The difference is that instead of creating a new file type or format, the "media" (which is the feed information) is inlined in the <object> tag.
That works because a feed info is only a url, today, but this might evolve (say with WS-Eventing subscriptions). In that case we'll move toward a more complex format again, which probably will be loaded from a separate url as usual media are.
The button will be extensible to support these new/richer subscription models.

I thought about implementing the control using Flash, but that means an aggregator can't install it's own version of the "Feed Subscriber"... But still it should be possible to write Feed Subscribers for all platforms that Flash support.

Update: Fixed the mention of the feed: "protocol", as it is instead an URI scheme (thx Dare).

Update (2005-01-17): Winer brings up the one-click subscription problem again. Same solutions re-hashed in the comment thread, no single best solution stands out...


Good work - looks like you might be onto something.

Couple of thoughts: if possible Mozilla should use the <object> tag too, to keep with the specs (some related material here).
Also it would probably be desirable to provide the alternatives of View this Feed or Subscribeto this Feed.

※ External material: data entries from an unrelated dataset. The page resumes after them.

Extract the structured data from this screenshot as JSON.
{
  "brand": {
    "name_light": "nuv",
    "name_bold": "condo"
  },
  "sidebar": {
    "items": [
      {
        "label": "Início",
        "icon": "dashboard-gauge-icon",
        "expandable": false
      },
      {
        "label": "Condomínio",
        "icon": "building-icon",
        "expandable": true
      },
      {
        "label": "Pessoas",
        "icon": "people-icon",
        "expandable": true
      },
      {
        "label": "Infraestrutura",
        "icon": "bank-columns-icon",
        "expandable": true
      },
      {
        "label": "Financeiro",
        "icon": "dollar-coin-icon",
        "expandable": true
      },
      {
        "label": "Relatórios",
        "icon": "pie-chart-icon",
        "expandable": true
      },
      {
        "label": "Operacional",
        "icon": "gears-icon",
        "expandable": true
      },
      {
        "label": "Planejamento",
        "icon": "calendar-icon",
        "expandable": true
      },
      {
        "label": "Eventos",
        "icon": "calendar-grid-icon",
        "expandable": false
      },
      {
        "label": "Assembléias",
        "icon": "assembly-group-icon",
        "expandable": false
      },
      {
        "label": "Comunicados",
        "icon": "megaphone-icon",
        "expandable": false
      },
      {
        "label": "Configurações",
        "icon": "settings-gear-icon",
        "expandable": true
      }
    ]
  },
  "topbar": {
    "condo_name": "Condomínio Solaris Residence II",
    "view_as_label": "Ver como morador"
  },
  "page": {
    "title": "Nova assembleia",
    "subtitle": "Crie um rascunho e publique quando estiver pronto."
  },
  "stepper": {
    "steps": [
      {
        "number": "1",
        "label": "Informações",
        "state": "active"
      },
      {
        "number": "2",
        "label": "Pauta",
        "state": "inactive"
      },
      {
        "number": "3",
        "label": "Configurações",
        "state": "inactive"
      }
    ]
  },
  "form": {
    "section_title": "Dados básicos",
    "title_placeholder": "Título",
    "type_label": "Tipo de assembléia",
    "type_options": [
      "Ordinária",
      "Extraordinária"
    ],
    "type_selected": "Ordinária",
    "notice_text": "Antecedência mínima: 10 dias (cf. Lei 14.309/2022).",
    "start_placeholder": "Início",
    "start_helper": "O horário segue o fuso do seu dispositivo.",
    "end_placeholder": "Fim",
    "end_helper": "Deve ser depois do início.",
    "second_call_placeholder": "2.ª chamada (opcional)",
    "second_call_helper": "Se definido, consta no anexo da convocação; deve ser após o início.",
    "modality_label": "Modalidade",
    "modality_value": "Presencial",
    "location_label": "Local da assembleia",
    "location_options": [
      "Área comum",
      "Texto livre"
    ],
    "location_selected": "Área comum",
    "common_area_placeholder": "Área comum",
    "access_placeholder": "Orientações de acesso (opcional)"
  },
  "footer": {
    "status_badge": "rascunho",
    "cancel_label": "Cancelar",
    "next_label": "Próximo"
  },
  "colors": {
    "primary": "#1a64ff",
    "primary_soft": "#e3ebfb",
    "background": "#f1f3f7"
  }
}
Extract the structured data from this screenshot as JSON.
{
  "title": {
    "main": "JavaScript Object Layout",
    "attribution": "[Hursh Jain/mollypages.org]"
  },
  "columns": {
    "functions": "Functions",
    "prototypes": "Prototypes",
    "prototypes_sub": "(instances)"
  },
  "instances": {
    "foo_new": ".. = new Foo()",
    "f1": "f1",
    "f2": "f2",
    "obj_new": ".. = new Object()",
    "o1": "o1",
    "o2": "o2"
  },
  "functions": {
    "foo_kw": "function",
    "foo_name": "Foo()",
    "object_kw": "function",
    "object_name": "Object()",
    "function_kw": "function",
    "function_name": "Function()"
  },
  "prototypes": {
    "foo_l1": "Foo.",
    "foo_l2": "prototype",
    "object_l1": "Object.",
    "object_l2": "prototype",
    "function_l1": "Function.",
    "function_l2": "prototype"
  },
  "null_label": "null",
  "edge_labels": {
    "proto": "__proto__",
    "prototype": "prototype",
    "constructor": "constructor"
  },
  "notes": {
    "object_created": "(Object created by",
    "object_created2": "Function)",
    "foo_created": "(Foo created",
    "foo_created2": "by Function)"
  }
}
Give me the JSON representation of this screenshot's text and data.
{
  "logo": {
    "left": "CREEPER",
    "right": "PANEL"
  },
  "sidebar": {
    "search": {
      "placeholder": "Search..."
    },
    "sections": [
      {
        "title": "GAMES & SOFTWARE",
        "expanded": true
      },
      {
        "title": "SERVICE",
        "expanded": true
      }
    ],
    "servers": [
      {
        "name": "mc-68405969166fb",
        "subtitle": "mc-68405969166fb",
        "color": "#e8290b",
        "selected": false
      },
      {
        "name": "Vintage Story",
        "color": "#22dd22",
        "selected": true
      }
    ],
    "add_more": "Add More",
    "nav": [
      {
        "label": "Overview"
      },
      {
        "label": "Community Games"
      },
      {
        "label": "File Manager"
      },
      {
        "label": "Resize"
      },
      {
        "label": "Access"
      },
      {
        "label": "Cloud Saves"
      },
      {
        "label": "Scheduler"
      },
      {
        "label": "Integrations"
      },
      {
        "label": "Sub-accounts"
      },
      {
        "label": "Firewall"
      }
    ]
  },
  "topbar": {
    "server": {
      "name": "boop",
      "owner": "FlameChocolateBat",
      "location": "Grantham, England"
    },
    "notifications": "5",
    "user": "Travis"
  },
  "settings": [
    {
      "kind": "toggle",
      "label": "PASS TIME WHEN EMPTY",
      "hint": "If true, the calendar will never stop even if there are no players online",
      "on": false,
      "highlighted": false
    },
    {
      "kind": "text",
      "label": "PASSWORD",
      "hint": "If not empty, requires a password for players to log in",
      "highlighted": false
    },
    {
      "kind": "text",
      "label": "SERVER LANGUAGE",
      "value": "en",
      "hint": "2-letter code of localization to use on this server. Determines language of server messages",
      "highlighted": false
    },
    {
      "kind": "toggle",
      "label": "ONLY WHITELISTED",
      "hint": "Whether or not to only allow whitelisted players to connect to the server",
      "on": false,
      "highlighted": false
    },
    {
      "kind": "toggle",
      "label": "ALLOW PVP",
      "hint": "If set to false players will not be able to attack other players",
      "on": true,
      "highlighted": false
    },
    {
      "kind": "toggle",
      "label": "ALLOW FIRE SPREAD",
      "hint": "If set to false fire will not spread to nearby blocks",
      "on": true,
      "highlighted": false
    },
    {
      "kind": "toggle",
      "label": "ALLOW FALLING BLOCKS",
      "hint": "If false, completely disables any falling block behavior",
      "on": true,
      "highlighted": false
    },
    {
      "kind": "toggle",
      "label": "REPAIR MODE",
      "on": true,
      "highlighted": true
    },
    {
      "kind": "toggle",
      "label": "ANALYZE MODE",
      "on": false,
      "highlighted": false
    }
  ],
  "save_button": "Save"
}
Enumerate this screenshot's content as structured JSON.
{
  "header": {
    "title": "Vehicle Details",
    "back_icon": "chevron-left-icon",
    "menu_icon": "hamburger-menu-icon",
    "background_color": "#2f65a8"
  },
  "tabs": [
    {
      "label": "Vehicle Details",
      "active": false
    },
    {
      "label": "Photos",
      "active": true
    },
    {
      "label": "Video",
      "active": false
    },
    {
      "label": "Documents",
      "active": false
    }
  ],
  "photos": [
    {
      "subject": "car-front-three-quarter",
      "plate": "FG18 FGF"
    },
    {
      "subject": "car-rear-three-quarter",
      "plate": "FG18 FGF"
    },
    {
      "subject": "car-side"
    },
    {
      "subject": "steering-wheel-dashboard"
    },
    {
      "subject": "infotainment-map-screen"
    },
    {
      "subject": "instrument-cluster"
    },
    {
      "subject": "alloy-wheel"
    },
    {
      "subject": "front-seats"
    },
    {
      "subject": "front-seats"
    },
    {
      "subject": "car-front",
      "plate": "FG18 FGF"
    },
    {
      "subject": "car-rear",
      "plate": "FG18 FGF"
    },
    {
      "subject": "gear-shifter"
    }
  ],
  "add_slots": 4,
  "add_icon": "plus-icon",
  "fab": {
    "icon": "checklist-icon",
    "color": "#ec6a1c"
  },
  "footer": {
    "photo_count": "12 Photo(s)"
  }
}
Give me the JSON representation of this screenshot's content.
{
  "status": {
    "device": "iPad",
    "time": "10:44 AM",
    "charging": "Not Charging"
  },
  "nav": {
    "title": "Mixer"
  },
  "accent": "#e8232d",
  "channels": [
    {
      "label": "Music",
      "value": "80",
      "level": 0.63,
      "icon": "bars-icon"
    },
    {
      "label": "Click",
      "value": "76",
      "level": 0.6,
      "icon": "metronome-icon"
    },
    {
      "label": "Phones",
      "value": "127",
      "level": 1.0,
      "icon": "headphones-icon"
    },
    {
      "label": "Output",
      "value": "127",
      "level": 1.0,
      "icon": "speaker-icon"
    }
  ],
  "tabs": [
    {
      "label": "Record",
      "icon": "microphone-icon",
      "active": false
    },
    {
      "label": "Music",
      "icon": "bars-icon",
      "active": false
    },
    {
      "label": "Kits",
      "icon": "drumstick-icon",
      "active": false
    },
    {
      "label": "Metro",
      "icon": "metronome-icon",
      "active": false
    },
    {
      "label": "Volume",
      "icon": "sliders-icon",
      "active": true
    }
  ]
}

Posted by: Danny (April 6, 2004 02:09 AM) ______________________________________

related material on object vs. embed:

Posted by: Danny (April 6, 2004 02:10 AM) ______________________________________

Cool, thanks a lot. I'll make sure to read it.
AListApart also has an object vs. embed article: http://www.alistapart.com/articles/flashsatay/ (Flash Satay: Embedding Flash While Supporting Standards).

Posted by: Dumky (April 6, 2004 09:35 AM) ______________________________________

My, what a Rube-Goldbergeque contraption to make up for what is basically an OS deficiency!

All I do, to subscribe to an RSS/Atom feed is drag the link from my Browser's window into my Aggregator's window. _Bing!_ I'm subscribed.

At least on my blog, clicking on an RSS/Atom link brings up a popup window, instructing the reader to ... _ahem!_ ... drag the link from the Browser window into their Aggregator.